O guião foi discutido informalmente com alguns enfermeiros e formalmente com dois juízes, a fim de assegurar a validade dos mesmos. Foi igualmente submetido a um pré-teste em sujeitos da população que não fizeram parte do estudo, procurando assim assegurar a compreensão das questões e perceber a duração média da entrevista. A seleção dos familiares foi realizada pela investigadora, tendo sempre a preocupação de verificar a disponibilidade dos mesmos através de um diálogo inicial de apresentação. A abordagem aos familiares foi realizada após a admissão e cuidados ao doente crítico, enquanto estes aguardavam por realização ou resultados de exames.

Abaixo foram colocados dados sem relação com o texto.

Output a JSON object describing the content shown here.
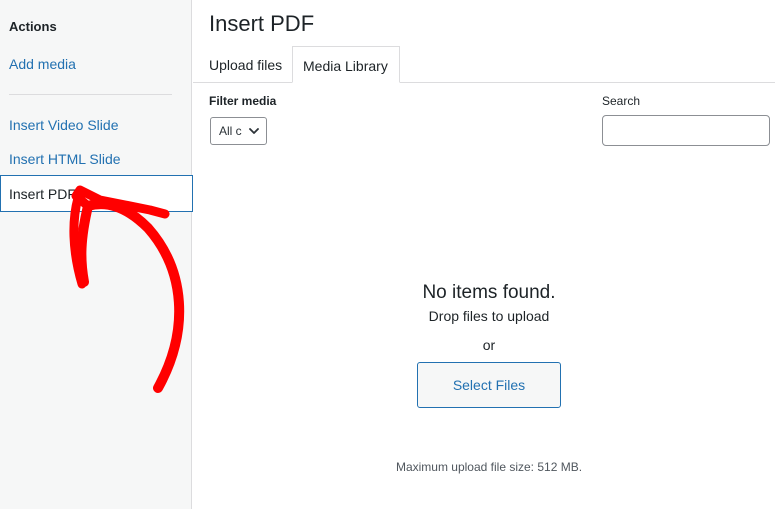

As entrevistas decorreram num espaço destinado a esse fim, numa sala com privacidade do SU, estando apenas presentes o entrevistador e o entrevistado. Antes de iniciar a entrevista explicou-se o objetivo, solicitou-se o consentimento livre e esclarecido a todos os participantes do estudo, sendo que o anonimato e a confidencialidade dos dados foram assegurados.

Deixou-se o participante falar livremente a fim de expressar as suas ideias e evitando condicionar as respostas. A entrevista aconteceu de uma forma não forçada, deixando seguir o fluxo das ideias, no entanto, houve necessidade, por vezes, de concretizar algumas questões para recentrar o entrevistado. O tempo de cada entrevista foi variável, entre 15 e 30 minutos. O registo das respostas verbais foi feito de forma integral por escrito e a informação validada, no final, com os familiares.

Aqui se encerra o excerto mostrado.